29. We have considered the facts and circumstances of the case. The show
cause notice was given by the High Court on 5.5.1999. The appellant submitted his
reply on 24.5.1999. The charges were framed against him on 27.9.2004 and in his
first affidavit dated 18.10.2005, the appellant had denied all the allegations made
against him. The so- called apology contained ifs and buts. Appellant is not even
sure as to whether he has committed the criminal contempt of the court or
whether the most filthy abuses could hurt the Presiding Officer. Appellant
has been of the view that the Officer was a robot and has no heart at all, thus
incapable of having the feelings of being hurt. The appellant filed second affidavit
dated 24.11.2005 tendering apology.
The apology has been tendered under pressure only after framing o f the charges by
the High Court in the Criminal Contempt when appellant realized that he could be
punished.
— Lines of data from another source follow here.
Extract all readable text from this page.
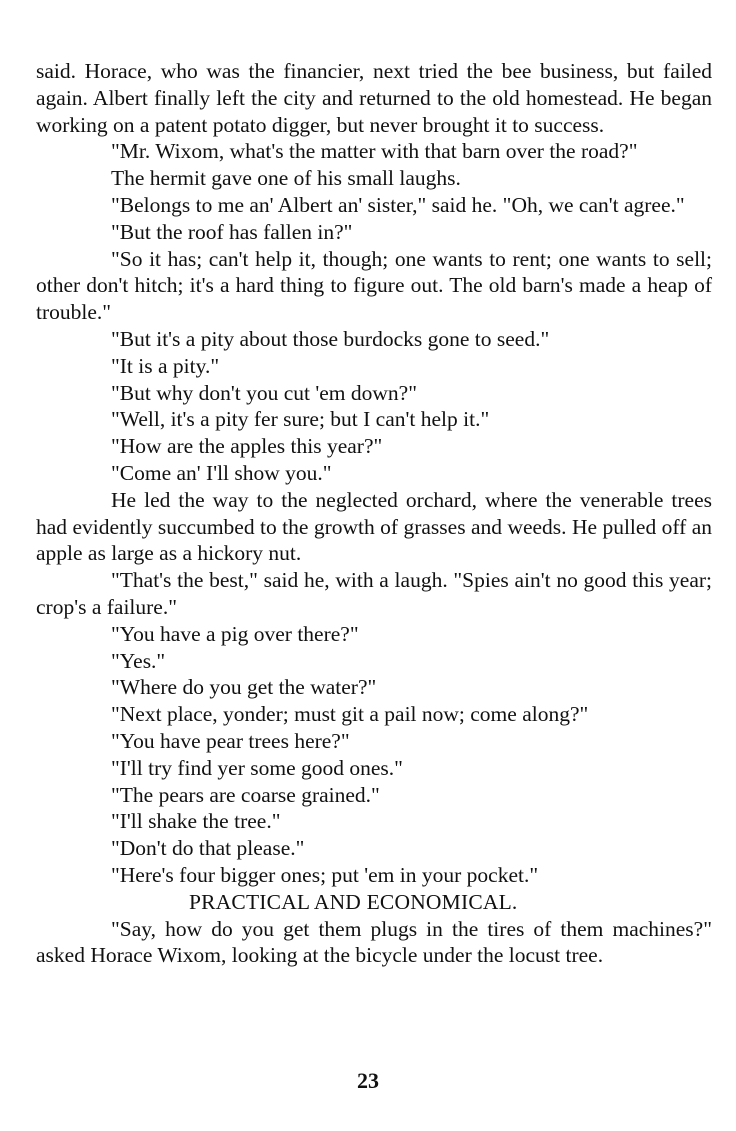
said. Horace, who was the financier, next tried the bee business, but failed again. Albert finally left the city and returned to the old homestead. He began working on a patent potato digger, but never brought it to success.

"Mr. Wixom, what's the matter with that barn over the road?"

The hermit gave one of his small laughs.

"Belongs to me an' Albert an' sister," said he. "Oh, we can't agree."

"But the roof has fallen in?"

"So it has; can't help it, though; one wants to rent; one wants to sell; other don't hitch; it's a hard thing to figure out. The old barn's made a heap of trouble."

"But it's a pity about those burdocks gone to seed."

"It is a pity."

"But why don't you cut 'em down?"

"Well, it's a pity fer sure; but I can't help it."

"How are the apples this year?"

"Come an' I'll show you."

He led the way to the neglected orchard, where the venerable trees had evidently succumbed to the growth of grasses and weeds. He pulled off an apple as large as a hickory nut.

"That's the best," said he, with a laugh. "Spies ain't no good this year; crop's a failure."

"You have a pig over there?"

"Yes."

"Where do you get the water?"

"Next place, yonder; must git a pail now; come along?"

"You have pear trees here?"

"I'll try find yer some good ones."

"The pears are coarse grained."

"I'll shake the tree."

"Don't do that please."

"Here's four bigger ones; put 'em in your pocket."

PRACTICAL AND ECONOMICAL.

"Say, how do you get them plugs in the tires of them machines?" asked Horace Wixom, looking at the bicycle under the locust tree.

23
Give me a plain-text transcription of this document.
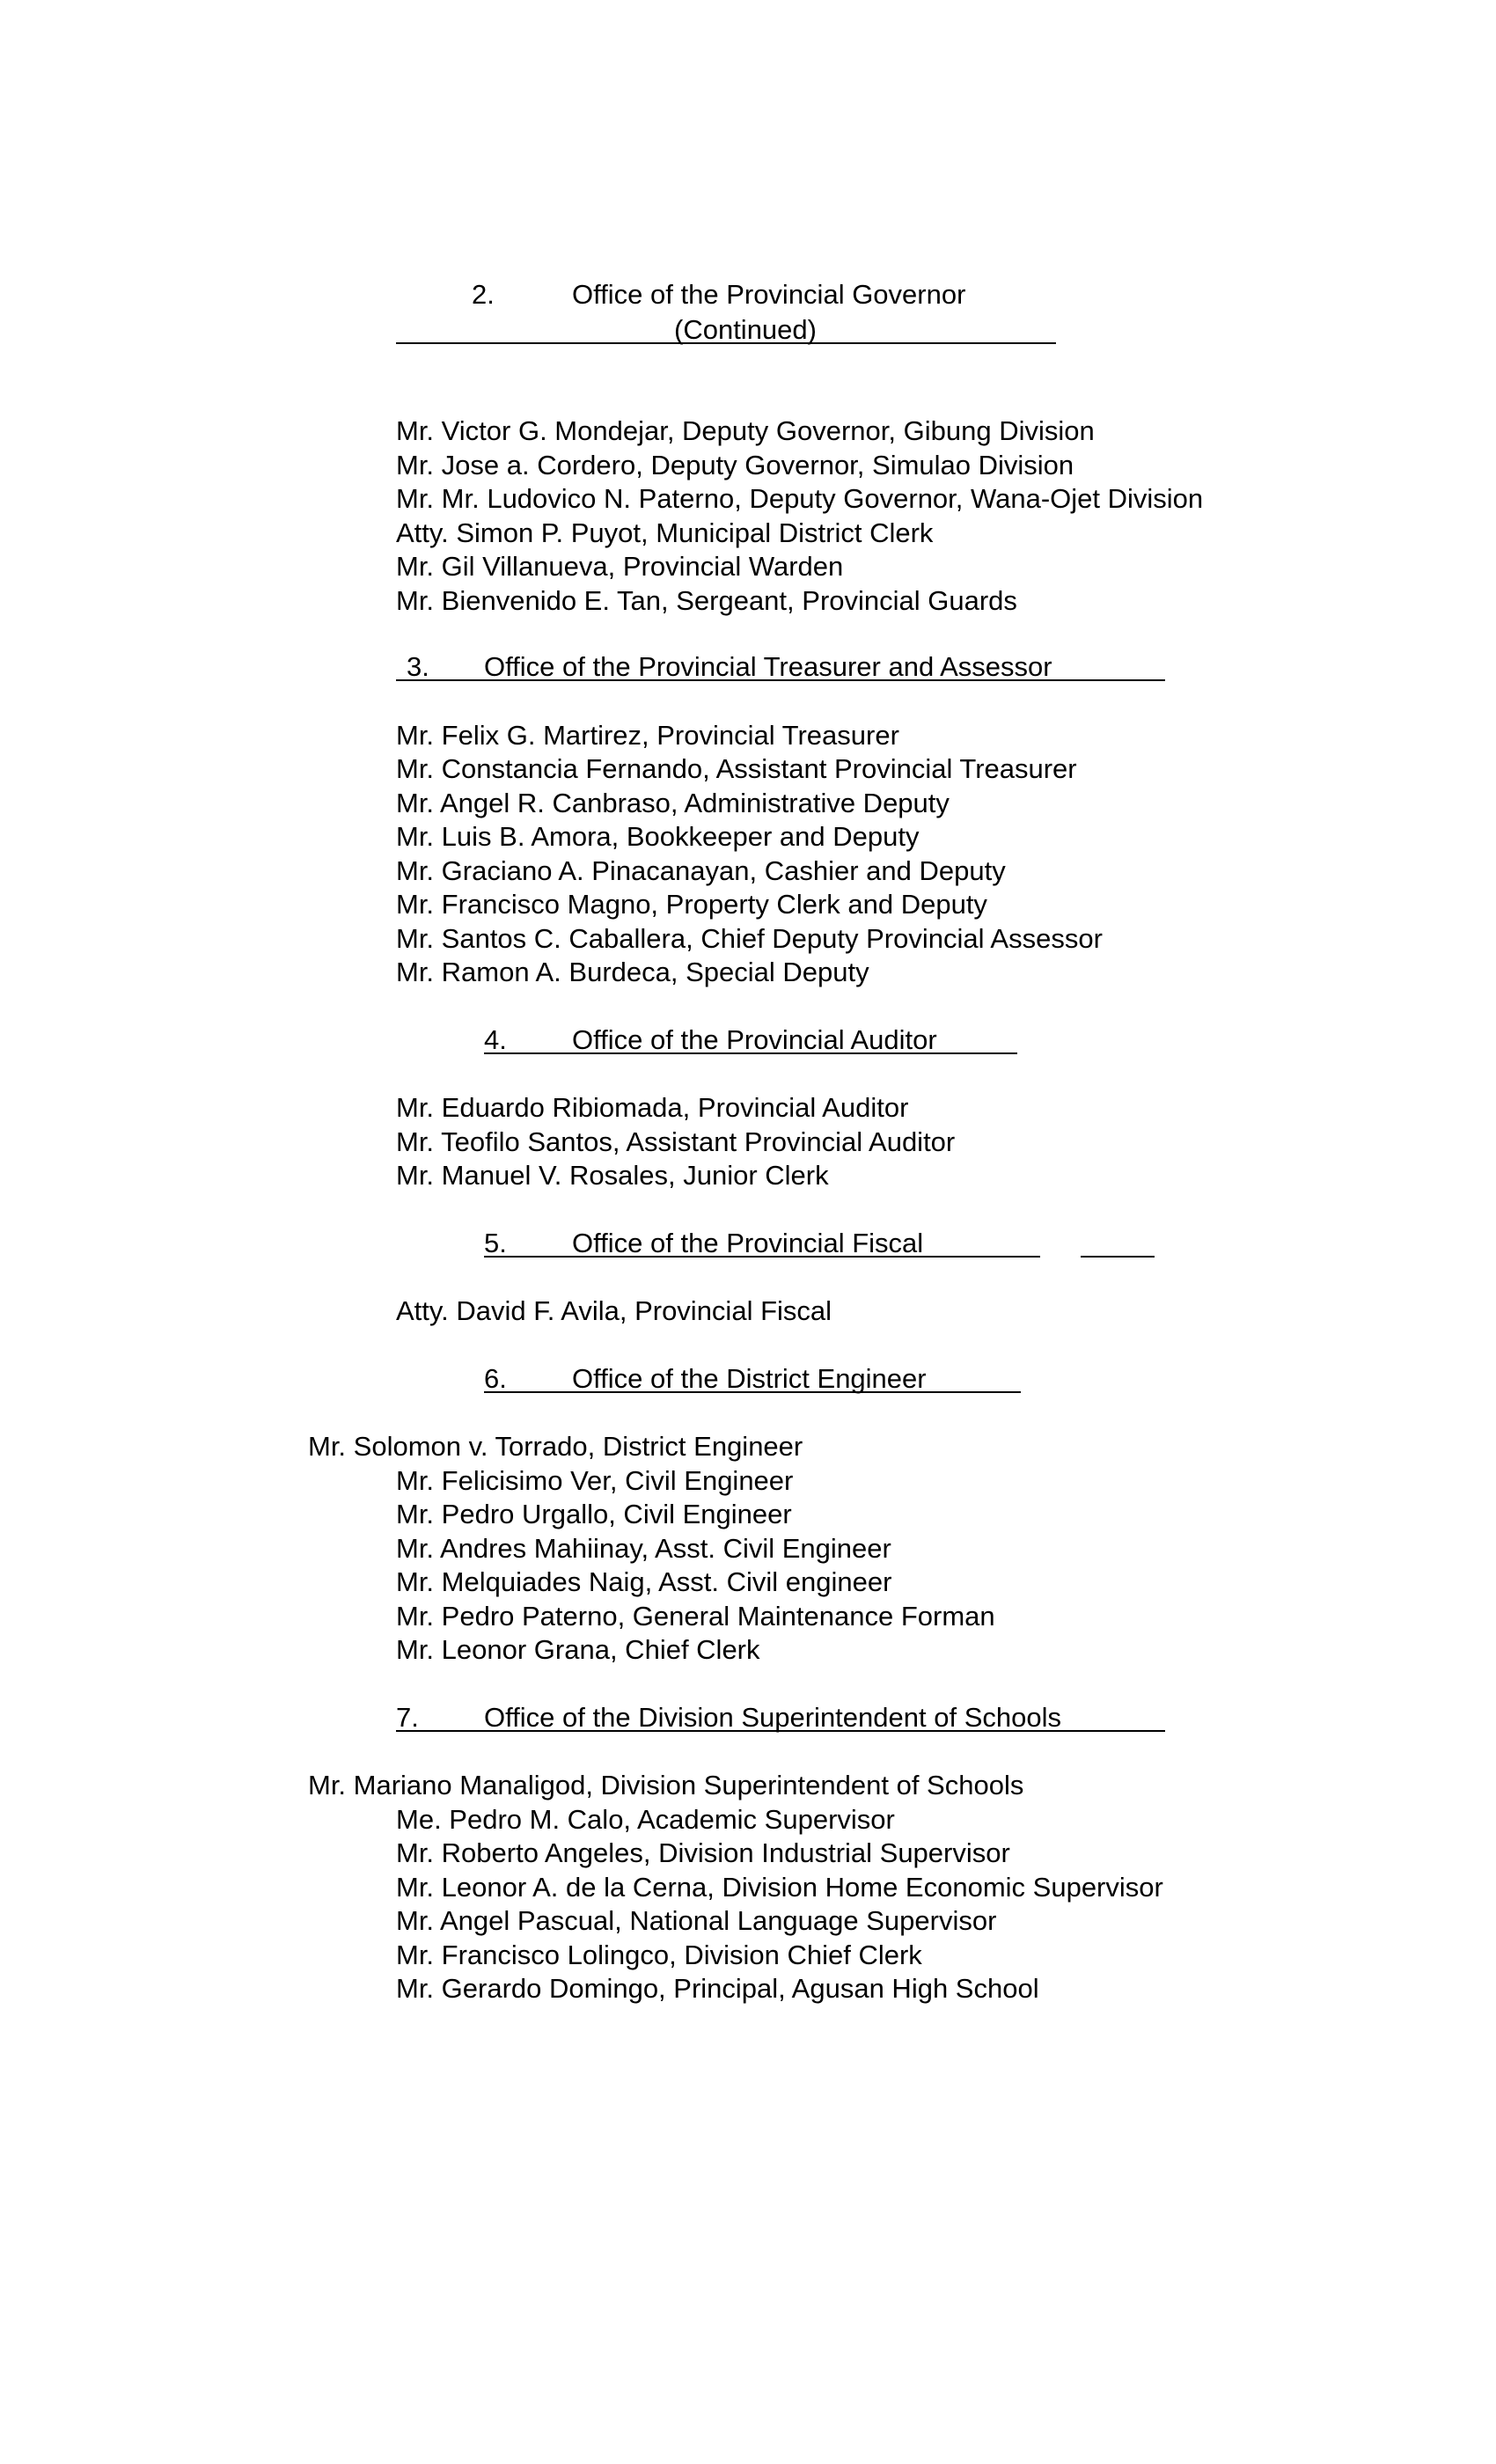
2.	Office of the Provincial Governor
(Continued)
Mr. Victor G. Mondejar, Deputy Governor, Gibung Division
Mr. Jose a. Cordero, Deputy Governor, Simulao Division
Mr. Mr. Ludovico N. Paterno, Deputy Governor, Wana-Ojet Division
Atty. Simon P. Puyot, Municipal District Clerk
Mr. Gil Villanueva, Provincial Warden
Mr. Bienvenido E. Tan, Sergeant, Provincial Guards
3. Office of the Provincial Treasurer and Assessor
Mr. Felix G. Martirez, Provincial Treasurer
Mr. Constancia Fernando, Assistant Provincial Treasurer
Mr. Angel R. Canbraso, Administrative Deputy
Mr. Luis B. Amora, Bookkeeper and Deputy
Mr. Graciano A. Pinacanayan, Cashier and Deputy
Mr. Francisco Magno, Property Clerk and Deputy
Mr. Santos C. Caballera, Chief Deputy Provincial Assessor
Mr. Ramon A. Burdeca, Special Deputy
4. Office of the Provincial Auditor
Mr. Eduardo Ribiomada, Provincial Auditor
Mr. Teofilo Santos, Assistant Provincial Auditor
Mr. Manuel V. Rosales, Junior Clerk
5. Office of the Provincial Fiscal
Atty. David F. Avila, Provincial Fiscal
6. Office of the District Engineer
Mr. Solomon v. Torrado, District Engineer
Mr. Felicisimo Ver, Civil Engineer
Mr. Pedro Urgallo, Civil Engineer
Mr. Andres Mahiinay, Asst. Civil Engineer
Mr. Melquiades Naig, Asst. Civil engineer
Mr. Pedro Paterno, General Maintenance Forman
Mr. Leonor Grana, Chief Clerk
7. Office of the Division Superintendent of Schools
Mr. Mariano Manaligod, Division Superintendent of Schools
Me. Pedro M. Calo, Academic Supervisor
Mr. Roberto Angeles, Division Industrial Supervisor
Mr. Leonor A. de la Cerna, Division Home Economic Supervisor
Mr. Angel Pascual, National Language Supervisor
Mr. Francisco Lolingco, Division Chief Clerk
Mr. Gerardo Domingo, Principal, Agusan High School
The apology was not tendered at the earliest opportunity, rather
tendered belatedly just to escape the punishment for the grossest criminal
contempt committed by him. The language used by the Advocate for a judicial
officer where he practices regularly and earns his livelihood is such that any
apology would fall short to meet the requirement of the statutory provisions.
There has been no repent or remorse on the part of the appellant at an initial stage.
255
Had it been so, instead of making grossest and scandalous allegations against the
judicial officer, writing complaint against him to the Administrative Judge in the
High Court of Allahabad, the appellant could have gone to the concerned judicial
officer and tendered apology in open court.
The appellant instead of yielding to the court honestly and unconditionally
advanced a well guarded defence by referring to all the facts that led to the
incident. Apology tendered by the appellant gives an impression that the same
was in the alternative and not a complete surrender before the law. Such
attitude has a direct impact on the court‘s independence, dignity and decorum. In
order to protect the administration of public justice, we must take action as
his conduct and utterances cannot be ignored or pardoned. The appellant had no
business to overawe the court.
Thus, we are of the view that the apology tendered by the appellant had neither
been sincere nor bona fide and thus, not worth acceptance.
30. The appeal lacks merit and is, accordingly, dismissed. A copy of the
judgment and order be sent to the Chief Judicial Magistrate, Etawah, for taking
the appellant into custody and send him to the jail to serve out the sentence.